- The Republican Party of Pennsylvania asked the U.S. Supreme Court to halt an ongoing count of mail-in ballots received in that state after Election Day.
- The move came hours after Democratic nominee Joe Biden overtook President Donald Trump, the Republican candidate, in the vote tally there.
- Pennsylvania's Supreme Court had extended the mail-in ballot receipt deadline from Election Day evening to late Friday afternoon. The state GOP is trying to get that extension overturned by the U.S. Supreme Court.
- U.S. Supreme Court Justice Samuel Alito ordered Pennsylvania's county elections boards to segregate all ballots received by mail after 8 p.m. Tuesday and to count them separately from other ballots. He deferred the question of halting the count of those ballots.
The Republican Party of Pennsylvania asked the U.S. Supreme Court on Friday to halt an ongoing count of mail-in ballots received in that state after Election Day, a move that came hours after Democratic nominee Joe Biden overtook President Donald Trump in the vote tally there.
The party also asked the Supreme Court to order the Pennsylvania secretary of state to log and segregate those ballots, but to take no other action, including counting them, for now.
The GOP already was seeking to overturn an order by the Pennsylvania Supreme Court that extended the normal 8 p.m. ET Election Day deadline to 5 p.m. on Friday.
Hours later Friday, U.S. Supreme Court Justice Samuel Alito ordered Pennsylvania's county elections boards to segregate all ballots received by mail after 8 p.m. Tuesday and to count them separately from other ballots.
Alito's order essentially mandates guidance issued in the past two weeks by state Secretary of State Kathy Boockvar to the counties calling for them to segregate the ballots received after Election Day.
But Alito did not grant, for now, the request to halt the ongoing counting of the later ballots.
Instead, he referred that question to a conference with his fellow court justices and directed that any response by the state be filed by 2 p.m. Saturday.
The party wants the ballots received after Election Day kept separate and not counted so that they can be invalidated as a group if its broader effort at the U.S. Supreme Court to overturn the deadline extension is successful.
It is not clear how many mail-in ballots received after Election Day are among the tens of thousands of total mail-in ballots that have yet to be counted in the state.

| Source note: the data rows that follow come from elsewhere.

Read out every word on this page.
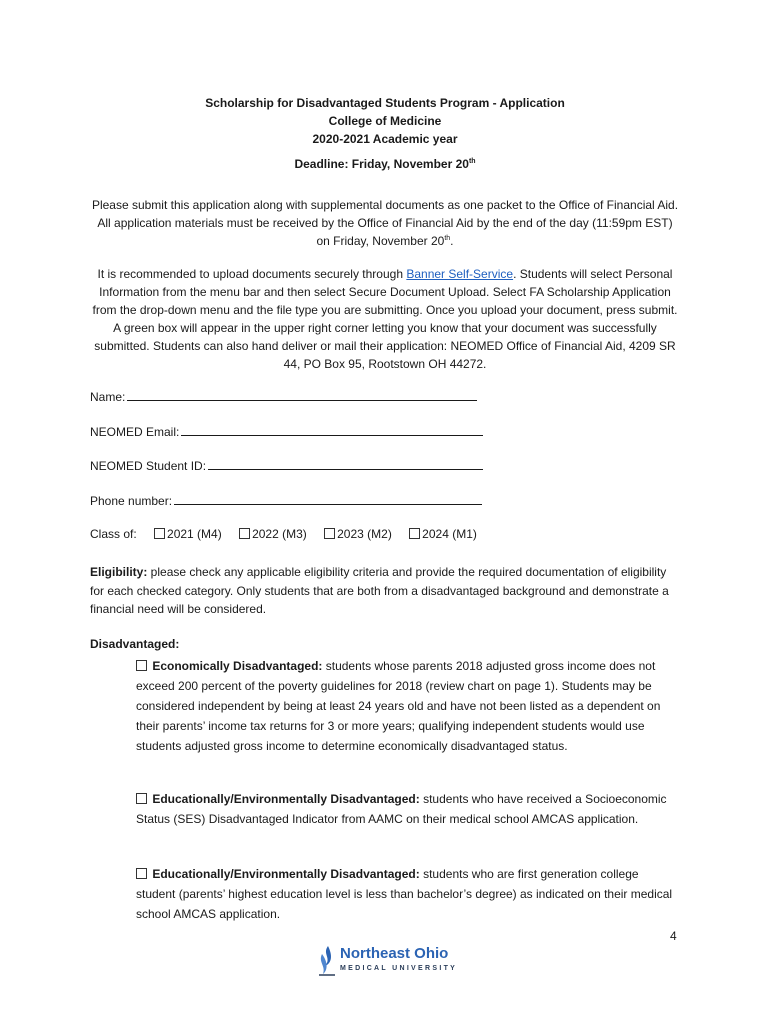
Scholarship for Disadvantaged Students Program - Application
College of Medicine
2020-2021 Academic year
Deadline: Friday, November 20th
Please submit this application along with supplemental documents as one packet to the Office of Financial Aid. All application materials must be received by the Office of Financial Aid by the end of the day (11:59pm EST) on Friday, November 20th.
It is recommended to upload documents securely through Banner Self-Service. Students will select Personal Information from the menu bar and then select Secure Document Upload. Select FA Scholarship Application from the drop-down menu and the file type you are submitting. Once you upload your document, press submit. A green box will appear in the upper right corner letting you know that your document was successfully submitted. Students can also hand deliver or mail their application: NEOMED Office of Financial Aid, 4209 SR 44, PO Box 95, Rootstown OH 44272.
Name:
NEOMED Email:
NEOMED Student ID:
Phone number:
Class of:	2021 (M4)	2022 (M3)	2023 (M2)	2024 (M1)
Eligibility: please check any applicable eligibility criteria and provide the required documentation of eligibility for each checked category. Only students that are both from a disadvantaged background and demonstrate a financial need will be considered.
Disadvantaged:
Economically Disadvantaged: students whose parents 2018 adjusted gross income does not exceed 200 percent of the poverty guidelines for 2018 (review chart on page 1). Students may be considered independent by being at least 24 years old and have not been listed as a dependent on their parents’ income tax returns for 3 or more years; qualifying independent students would use students adjusted gross income to determine economically disadvantaged status.
Educationally/Environmentally Disadvantaged: students who have received a Socioeconomic Status (SES) Disadvantaged Indicator from AAMC on their medical school AMCAS application.
Educationally/Environmentally Disadvantaged: students who are first generation college student (parents’ highest education level is less than bachelor’s degree) as indicated on their medical school AMCAS application.
4
Northeast Ohio
MEDICAL UNIVERSITY
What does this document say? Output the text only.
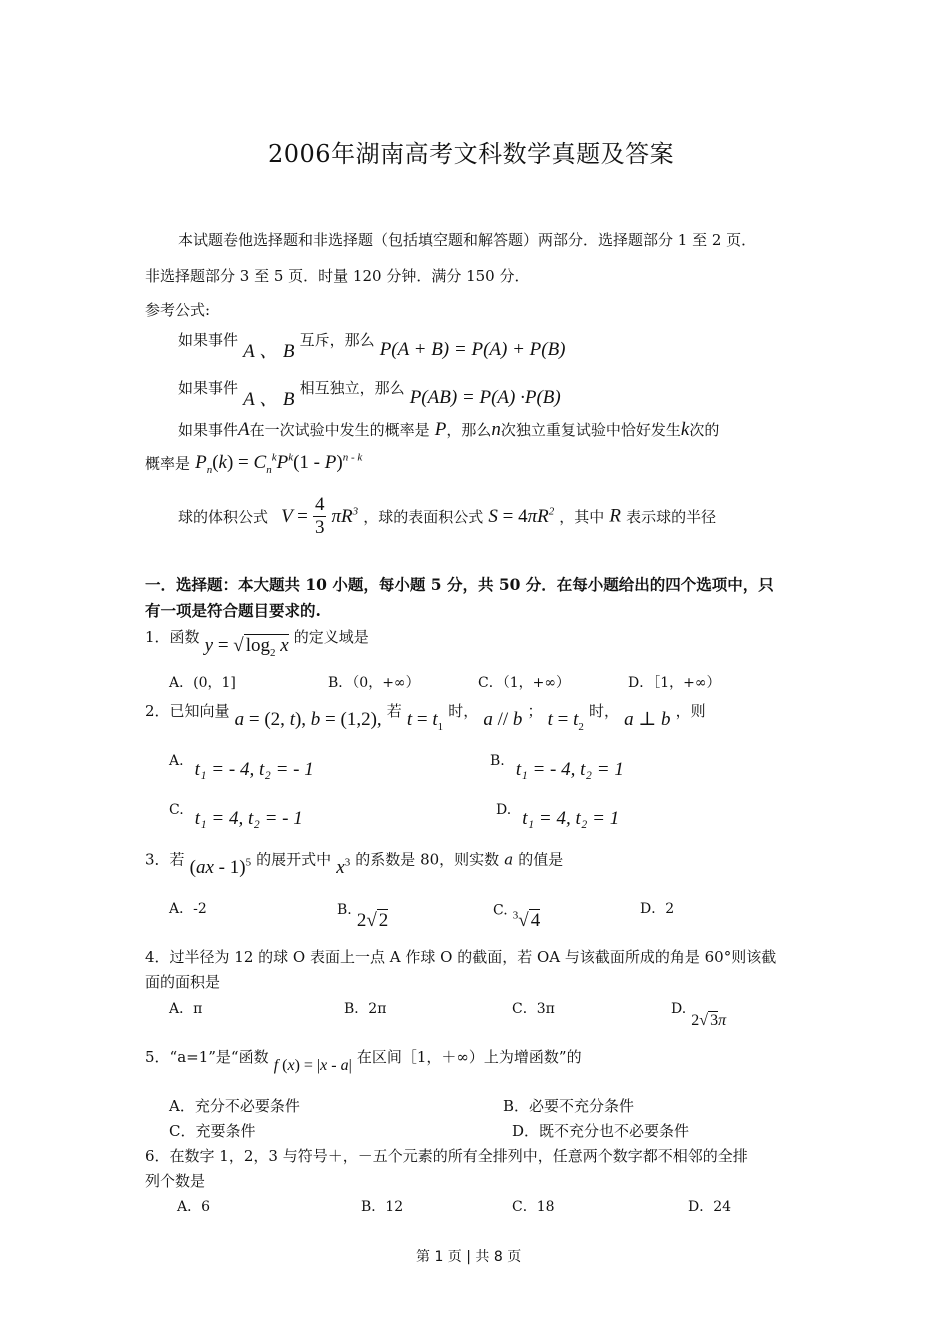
2006年湖南高考文科数学真题及答案
本试题卷他选择题和非选择题（包括填空题和解答题）两部分．选择题部分 1 至 2 页．
非选择题部分 3 至 5 页．时量 120 分钟．满分 150 分．
参考公式:
如果事件 A 、 B 互斥，那么 P(A + B) = P(A) + P(B)
如果事件 A 、 B 相互独立，那么 P(AB) = P(A) ·P(B)
如果事件A在一次试验中发生的概率是 P，那么n次独立重复试验中恰好发生k次的
概率是 $P_n(k) = C_n^kP^k(1 - P)^{n - k}$
球的体积公式 $V = \frac{4}{3} \pi R^3$ ，球的表面积公式 $S = 4\pi R^2$ ，其中 R 表示球的半径
一．选择题：本大题共 10 小题，每小题 5 分，共 50 分．在每小题给出的四个选项中，只
有一项是符合题目要求的.
1．函数 y = √ $\log_2 x$ 的定义域是
A．(0，1]	B．（0，+∞）	C．（1，+∞）	D．［1，+∞）
2．已知向量 a = (2, t), b = (1,2), 若 $t = t_1$ 时， a // b ； $t = t_2$ 时， a ⊥ b ，则
A. t₁ = - 4, t₂ = - 1	B. t₁ = - 4, t₂ = 1
C. t₁ = 4, t₂ = - 1	D. t₁ = 4, t₂ = 1
3．若 (ax - 1)$^5$ 的展开式中 $x^3$ 的系数是 80，则实数 a 的值是
A．-2	B. 2√ 2	C. $^3$√ 4
D．2
4．过半径为 12 的球 O 表面上一点 A 作球 O 的截面，若 OA 与该截面所成的角是 60°则该截
面的面积是
A．π	B．2π	C．3π	D. 2√ 3π
5．“a=1”是“函数 f (x) = |x - a| 在区间［1，＋∞）上为增函数”的
A．充分不必要条件	B．必要不充分条件
C．充要条件	D．既不充分也不必要条件
6．在数字 1，2，3 与符号＋，－五个元素的所有全排列中，任意两个数字都不相邻的全排
列个数是
A．6	B．12	C．18	D．24
第 1 页 | 共 8 页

But Boockvar on Thursday told CNN that she did not believe that the ballots received during the deadline extension period would affect the outcome of the presidential race "unless it's super close."
Boockvar said that the largest counties in the state received only around 500 ballots each after Election Day, while some smaller counties did not receive any.
As of midafternoon Friday, Biden was leading Trump by more than 27,000 votes. The former vice president had 3.33 million votes compared to 3.3 million for the incumbent president, an edge of 49.6% to 49.2% as of Friday evening. About 4% of the expected total vote remained to be counted.
There are 20 Electoral College votes at stake in Pennsylvania.
If Biden, who currently has won a projected 253 electoral votes from other states, wins the popular vote in Pennsylvania, he would be projected as the winner in the race for the White House, according to NBC News' current analysis.
A candidate must win at least 270 votes in the Electoral College to be elected president.
Trump had been leading Biden in Pennsylvania's ongoing ballot count until Friday morning, when Biden pulled ahead of the Republican president because of his strong performance in a count of mail-in ballots.
Biden was outpacing Trump in both Democratic- and Republican-leaning counties' counts of mail-in ballots, and his lead increased over the course of the day.
"Given the results of the November 3, 2020 general election, the vote in Pennsylvania may well determine the next President of the United States — and it is currently unclear whether all 67 county boards of elections are segregating late-arriving ballot," the state GOP said in its filing with the U.S. Supreme Court.
"Thus, without an immediate order from this Court, [the party] could lose its right to 'a targeted remedy' "if the State Supreme Court's decision is ultimately overturned."